Understanding Phishing Attacks: Cybercriminals pass themselves off as people we trust to trick us into divulging usernames, passwords, or financial data. Yes, technology does play a role in this. However, the true weak link is — people.
Emotional Manipulation: Phishing perpetrators craft messages that evoke strong emotions, such as an urgency to prevent account closure, fear of security breaches, or curiosity about winning prizes. By manipulating our emotions, they cloud our judgment and spur us into taking hasty actions without considering the consequences.
Social Engineering: Humans are inherently social beings, and cybercriminals exploit this aspect of our nature. Phishers often leverage social engineering techniques, such as impersonating friends, colleagues, or trusted organizations. They exploit our inherent trust in these connections to deceive us into revealing sensitive information. When we receive an email seemingly from someone we know or an organization we trust, our guard is naturally lowered.

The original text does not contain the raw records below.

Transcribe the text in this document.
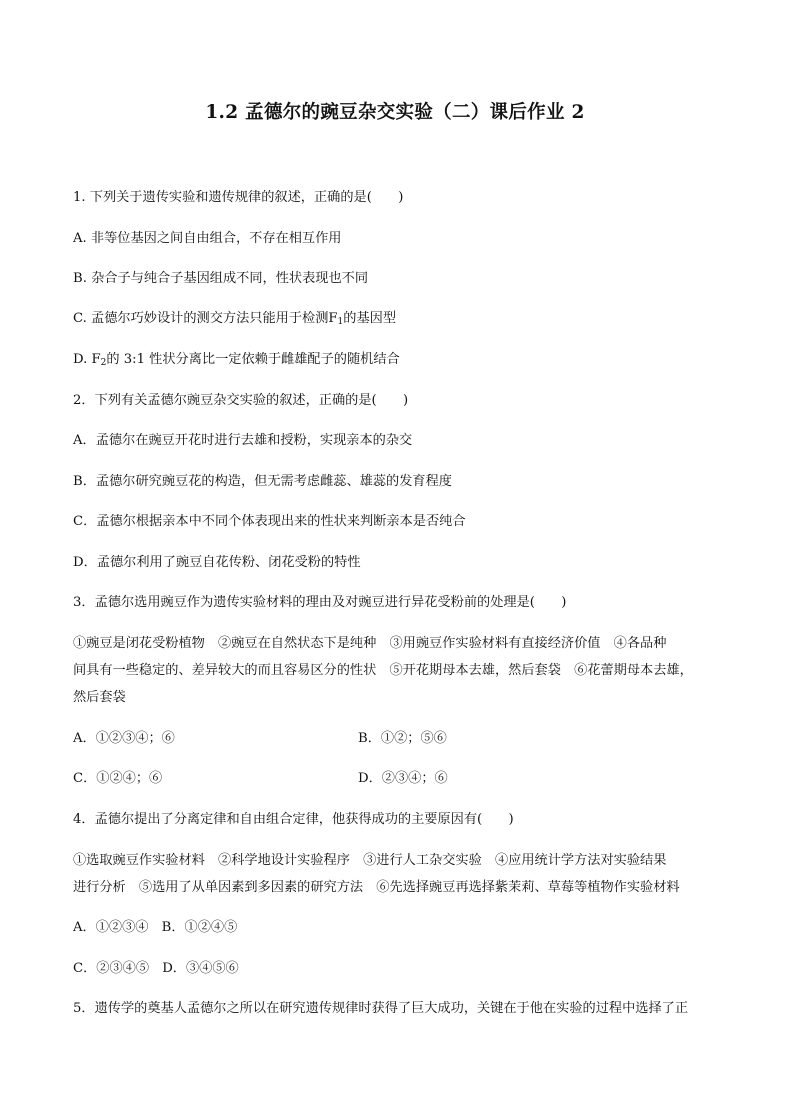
1.2 孟德尔的豌豆杂交实验（二）课后作业 2
1. 下列关于遗传实验和遗传规律的叙述，正确的是(　　)
A. 非等位基因之间自由组合，不存在相互作用
B. 杂合子与纯合子基因组成不同，性状表现也不同
C. 孟德尔巧妙设计的测交方法只能用于检测$F_1$的基因型
D. $F_2$的 3:1 性状分离比一定依赖于雌雄配子的随机结合
2．下列有关孟德尔豌豆杂交实验的叙述，正确的是(　　)
A．孟德尔在豌豆开花时进行去雄和授粉，实现亲本的杂交
B．孟德尔研究豌豆花的构造，但无需考虑雌蕊、雄蕊的发育程度
C．孟德尔根据亲本中不同个体表现出来的性状来判断亲本是否纯合
D．孟德尔利用了豌豆自花传粉、闭花受粉的特性
3．孟德尔选用豌豆作为遗传实验材料的理由及对豌豆进行异花受粉前的处理是(　　)
①豌豆是闭花受粉植物　②豌豆在自然状态下是纯种　③用豌豆作实验材料有直接经济价值　④各品种
间具有一些稳定的、差异较大的而且容易区分的性状　⑤开花期母本去雄，然后套袋　⑥花蕾期母本去雄，
然后套袋
A．①②③④；⑥	B．①②；⑤⑥
C．①②④；⑥	D．②③④；⑥
4．孟德尔提出了分离定律和自由组合定律，他获得成功的主要原因有(　　)
①选取豌豆作实验材料　②科学地设计实验程序　③进行人工杂交实验　④应用统计学方法对实验结果
进行分析　⑤选用了从单因素到多因素的研究方法　⑥先选择豌豆再选择紫茉莉、草莓等植物作实验材料
A．①②③④　B．①②④⑤
C．②③④⑤　D．③④⑤⑥
5．遗传学的奠基人孟德尔之所以在研究遗传规律时获得了巨大成功，关键在于他在实验的过程中选择了正
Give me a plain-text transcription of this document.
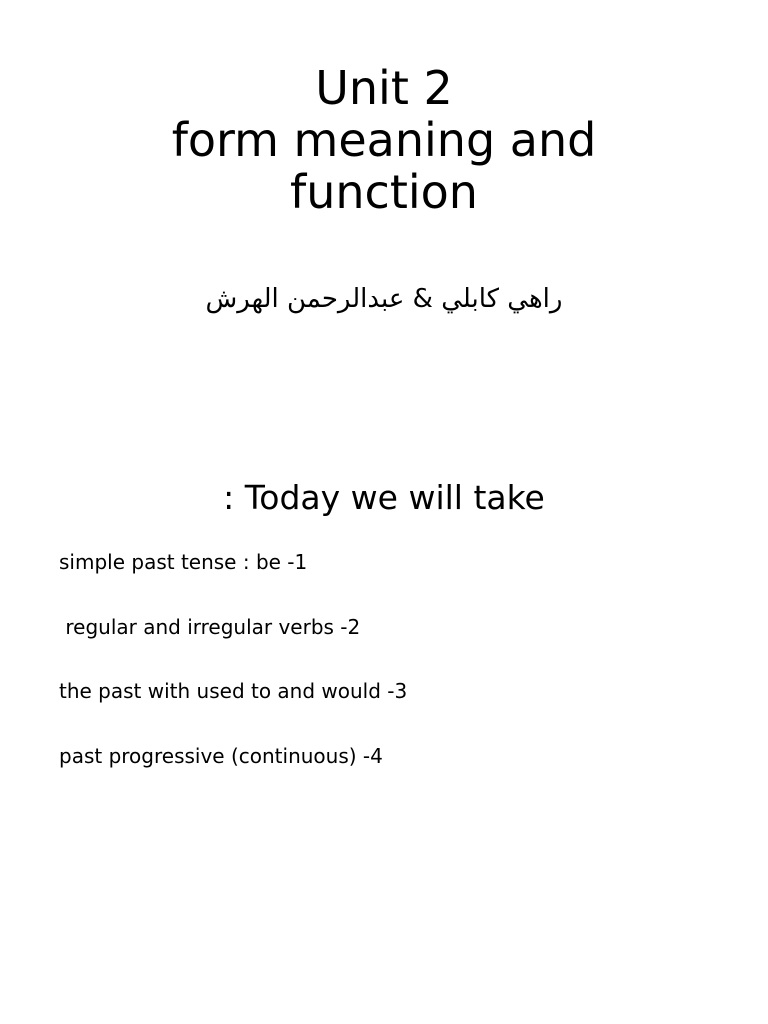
Unit 2
form meaning and
function
راهي كابلي & عبدالرحمن الهرش
: Today we will take
simple past tense : be -1
regular and irregular verbs -2
the past with used to and would -3
past progressive (continuous) -4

Lack of Security Awareness: A lack of, or a failure to respect security awareness makes the work of phishers easy to accomplish. A lot of people simply aren’t wary enough when it comes to the different phishing techniques. They also seem to not know how to spot suspicious emails, nor do they seem to get the importance of strong passwords. This makes it easier to deceive people and slip past security measures.
Exploiting Vulnerable IT Infrastructure: Zero-day exploits take advantage of overlooked vulnerabilities Cybercriminals will use these openings to set off an attack before they are patched or fixed. Zero-day exploits can be used to bypass security efforts and plant malware. Pairing a zero-day exploit with emotional manipulation, attackers can easily set up a play reliant upon the triggering of a sense of urgency to accomplish their goals
Protecting Ourselves: The good news is there are things we can do to stop phishers.
Education and Awareness: Consistently educating your organization and anyone else who has access to your system about what to watch out for can help mitigate the risks.
Vigilance and Verification: Develop a habit of verifying the legitimacy of emails or messages before responding or clicking on any links. Always look twice at email addresses before clicking links the messages may contain. Look out for unusual spellings, errors in grammar and be especially wary of any communications that try to get you to do things in a hurry.
Multi-Factor Authentication (MFA): Enabling MFA adds an extra layer of security to our accounts by requiring multiple forms of identification. Even if phishers manage to obtain our passwords, MFA can prevent them from gaining unauthorized access.
Cybersecurity Software: Installing quality cybersecurity software and keeping it updated can provide a measure of protection against phishing attacks. The best of these feature email filters and browser protection to help identify and block phishing attempts.
Still though, even the best cybersecurity software can be rendered ineffective if we aren’t vigilant. Exploiting human emotions, social engineering and perceived authority, phishing attacks dupe people into providing sensitive data. However, by enhancing our security awareness, practicing vigilance, and leveraging technological safeguards, we can reduce the effectiveness of these attacks.